Electrochemical measurements included CV and chronoamperometry (i-t curve). The CV analysis of cysteine (Cys) and homocysteine (Hcys) was the prerequisite in order to find the detection voltage to be applied in the CE-AD procedure, as well as the peak current range that the chemicals would generate. The CV experiments were employed separately in a 0.1 m NaOH solution with 100 μm Cys and Hcys, respectively. A stable voltammogram demonstrated no sign of thiols depositing on the electrode surface. From the CV curves, Cys and Hcys produced defined oxidation peaks in the anodic scan at 0.42 V and 0.48 V, respectively. Hence, a detection voltage of 0.5 V was applied to detect the sample in straight microchannel. Then, a small volume of a 2 μl mixture containing 5 μm Cys and Hcys each were injected into the reservoir and subsequently analyzed on the microfluidic chip at 0.5 V. The resulting electropherogram showed that the migration times of Cys and Hcys were 280 s and 345 s, respectively. Thus, the effectiveness of using such a device in the separation of Cys and HCys was proven. For the simultaneous detection of both Cys and Hcys, 2 μl of an equiproportionate mixture of Cys and HCys was injected into a fresh device filled with 1.5% (w/v) agarose gel and an initial separation voltage between the inlet and outlet reservoir of the straight channel was applied. The electric field was switched in the direction of the outlet of the branched channels after 230 s. Thereafter, the detection voltage was set to 0.42 V and 0.48V for Cys and Hcys, respectively, which was obtained from CV figures. In order to accurately calibrate the system for quantitative analysis, the calibration plots which were obtained for each analyte over a concentration range of 0.1–5 μm, represented a typical sigmoidal correlation between peak current and concentration. A linear response was obtained for a range from 0.5 μm to 3 μm and the calculated LOD for the sensor was 0.05 μm (S/N=3). Compared with other conventional CE or flow injection based detection procedures, the advantages of this method were the lower separation voltage (Pasas et al. 2002), the lower LOD (Wang et al. 2005) and the higher peak resolution (Chen et al. 2004). This CE-AD device has been successfully tested for the detection of amino thiols in real blood samples, without the need of any sample pretreatments.

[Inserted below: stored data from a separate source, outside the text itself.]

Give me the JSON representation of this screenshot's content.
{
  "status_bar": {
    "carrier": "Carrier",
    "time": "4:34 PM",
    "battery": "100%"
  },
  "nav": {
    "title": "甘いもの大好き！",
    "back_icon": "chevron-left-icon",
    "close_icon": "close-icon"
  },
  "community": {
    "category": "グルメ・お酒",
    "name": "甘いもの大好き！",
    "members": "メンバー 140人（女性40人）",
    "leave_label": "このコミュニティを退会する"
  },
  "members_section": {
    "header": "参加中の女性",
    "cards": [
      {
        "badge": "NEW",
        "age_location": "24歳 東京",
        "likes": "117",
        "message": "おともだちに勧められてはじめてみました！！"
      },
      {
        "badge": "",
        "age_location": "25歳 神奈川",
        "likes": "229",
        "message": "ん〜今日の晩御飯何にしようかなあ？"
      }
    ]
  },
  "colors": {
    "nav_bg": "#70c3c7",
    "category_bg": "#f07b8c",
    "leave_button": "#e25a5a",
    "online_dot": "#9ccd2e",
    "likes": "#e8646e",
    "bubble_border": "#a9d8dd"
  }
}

In addition, HPLC coupled to electrochemical detection is another sensitive approach that was recently developed for the direct measurement of thiols, disulfides and thioethers (Bailey et al. 2010). Bailey et al. introduced two different methods, using reversed-phase HPLC with the electrochemical detection on a boron-doped diamond (BDD) working electrode for the direct, routine, sensitive and simultaneous measurement of a number of aminothiols, disulfides, and thioethers, in either plasma or tissue (Bailey et al. 2010). Firstly, the hydrodynamic voltammograms for aminothiols, thioethers, and disulfides were obtained to illustrate that the optimal applied potential for the detection of these compounds on BDD electrodes was approximately +1500 mV (vs. the palladium reference electrode). Then, the analysis of various concentrations of aminothiols using HPLC with a BDD electrode produced a linear response curve, which showed that the LOD was about 0.66 nm (on column). The analysis of a typical plasma sample using the plasma chromatography method showed that the plasma levels of glutathione (GSH) and glutathione disulfide (GSSG) were 4.5 nm and 0.59 nm, respectively. The analysis of GSH and GSSG in rat brain and liver samples were also presented as 0.204 μm, 9.04 nm, 3.659 μm and 35.68 nm, respectively.